El periodo prehispánico abarca un lapso que va desde la llegada del hombre a nuestro continente hasta el descubrimiento de América por los europeos.

Este periodo tuvo en lento desarrollo que se inició con los primeros recolectores y cazadores hasta la formación de asentamientos estables debido a la práctica de la agricultura que obliga a esperar en un mismo sitio el producto de la cosecha. Estas sociedades incipientes se agrupan en aldeas formadas por viviendas muy simples, convirtiéndose con el tiempo en centros ceremoniales que responden a una ideología, la que se expresa mediante diversas manifestaciones religiosas.

Es característico de estos grupos humanos el cuidado que ponen en los enterramientos a causa de su creencia en la otra vida.
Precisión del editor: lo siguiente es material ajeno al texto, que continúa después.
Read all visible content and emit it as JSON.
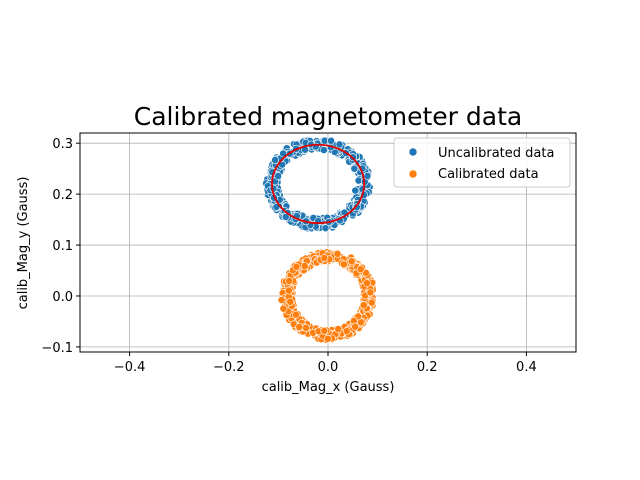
{
  "chart_data": {
    "type": "scatter",
    "title": "Calibrated magnetometer data",
    "xlabel": "calib_Mag_x (Gauss)",
    "ylabel": "calib_Mag_y (Gauss)",
    "xlim": [
      -0.5,
      0.5
    ],
    "ylim": [
      -0.11,
      0.32
    ],
    "x_ticks": [
      -0.4,
      -0.2,
      0.0,
      0.2,
      0.4
    ],
    "x_tick_labels": [
      "−0.4",
      "−0.2",
      "0.0",
      "0.2",
      "0.4"
    ],
    "y_ticks": [
      -0.1,
      0.0,
      0.1,
      0.2,
      0.3
    ],
    "y_tick_labels": [
      "−0.1",
      "0.0",
      "0.1",
      "0.2",
      "0.3"
    ],
    "grid": true,
    "legend_position": "top-right",
    "series": [
      {
        "name": "Uncalibrated data",
        "color": "#1f77b4",
        "shape": "ring",
        "center": [
          -0.02,
          0.22
        ],
        "radius_x": 0.093,
        "radius_y": 0.078,
        "band_width": 0.012,
        "point_count": 520,
        "outliers": [
          [
            0.055,
            0.207
          ]
        ]
      },
      {
        "name": "Calibrated data",
        "color": "#ff7f0e",
        "shape": "ring",
        "center": [
          0.0,
          0.0
        ],
        "radius_x": 0.083,
        "radius_y": 0.077,
        "band_width": 0.011,
        "point_count": 520,
        "outliers": [
          [
            0.072,
            -0.018
          ]
        ]
      }
    ],
    "fit_ellipse": {
      "color": "#e00000",
      "center": [
        -0.02,
        0.22
      ],
      "radius_x": 0.093,
      "radius_y": 0.077
    }
  }
}
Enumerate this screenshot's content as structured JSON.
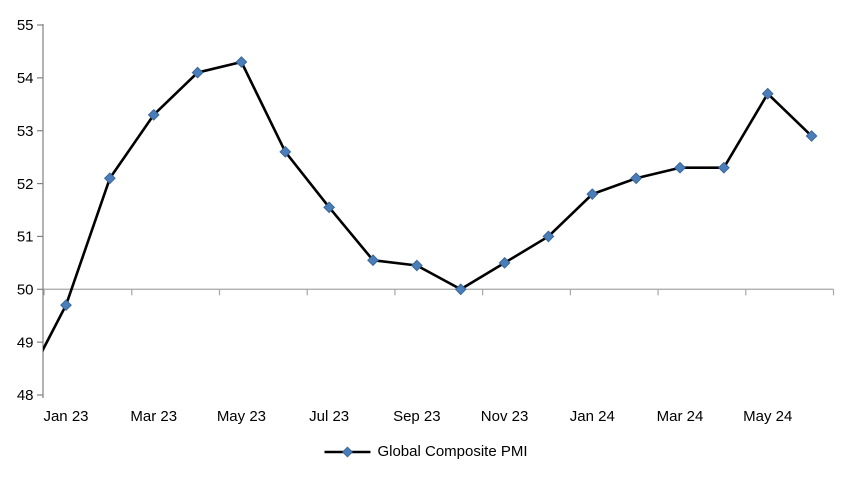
{
  "chart_data": {
    "type": "line",
    "title": "",
    "xlabel": "",
    "ylabel": "",
    "x": [
      "Dec 22",
      "Jan 23",
      "Feb 23",
      "Mar 23",
      "Apr 23",
      "May 23",
      "Jun 23",
      "Jul 23",
      "Aug 23",
      "Sep 23",
      "Oct 23",
      "Nov 23",
      "Dec 23",
      "Jan 24",
      "Feb 24",
      "Mar 24",
      "Apr 24",
      "May 24",
      "Jun 24"
    ],
    "series": [
      {
        "name": "Global Composite PMI",
        "values": [
          48.1,
          49.7,
          52.1,
          53.3,
          54.1,
          54.3,
          52.6,
          51.55,
          50.55,
          50.45,
          50.0,
          50.5,
          51.0,
          51.8,
          52.1,
          52.3,
          52.3,
          53.7,
          52.9
        ],
        "line_color": "#000000",
        "marker": "diamond",
        "marker_color": "#4A7EBB",
        "marker_edge_color": "#3A6796"
      }
    ],
    "first_point_offscreen": true,
    "x_tick_labels": [
      "Jan 23",
      "Mar 23",
      "May 23",
      "Jul 23",
      "Sep 23",
      "Nov 23",
      "Jan 24",
      "Mar 24",
      "May 24"
    ],
    "yticks": [
      55,
      54,
      53,
      52,
      51,
      50,
      49,
      48
    ],
    "ylim": [
      48,
      55
    ],
    "reference_line_value": 50,
    "grid": "single horizontal category-axis line at 50",
    "legend_position": "bottom-center",
    "axis_color": "#808080",
    "gridline_color": "#A6A6A6",
    "background": "#FFFFFF"
  }
}
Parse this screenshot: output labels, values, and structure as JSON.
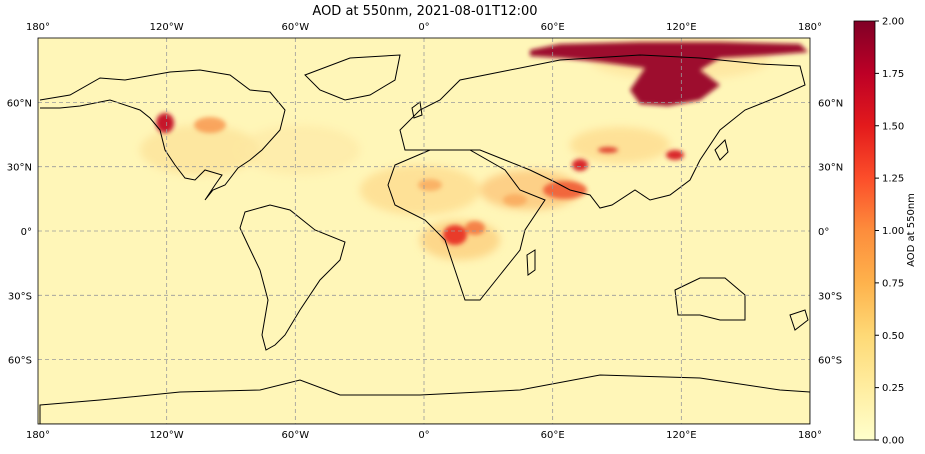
{
  "title": "AOD at 550nm, 2021-08-01T12:00",
  "lon_ticks": [
    "180°",
    "120°W",
    "60°W",
    "0°",
    "60°E",
    "120°E",
    "180°"
  ],
  "lat_ticks": [
    "60°N",
    "30°N",
    "0°",
    "30°S",
    "60°S"
  ],
  "colorbar": {
    "label": "AOD at 550nm",
    "ticks": [
      "0.00",
      "0.25",
      "0.50",
      "0.75",
      "1.00",
      "1.25",
      "1.50",
      "1.75",
      "2.00"
    ],
    "range": [
      0,
      2
    ],
    "colors": [
      "#ffffcc",
      "#ffeda0",
      "#fed976",
      "#feb24c",
      "#fd8d3c",
      "#fc4e2a",
      "#e31a1c",
      "#bd0026",
      "#800026"
    ]
  },
  "map": {
    "projection": "PlateCarree",
    "gridlines": true,
    "background_color": "#fff6b8",
    "coastline_color": "#000000"
  }
}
Por ello se conservan los cuerpos mediante procesos de momificación.

Finalmente, se forman grandes y poderosos estados gracias a una organización eficiente, al uso de una tecnología avanzada y a la distribución del trabajo, lo que permite tener un excedente que se utiliza al servicio de la comunidad. Se construyen templos, palacios y caminos, y se conforman las primeras ciudades. Existe un arte desarrollado que se manifiesta principalmente mediante la cerámica y la textilería.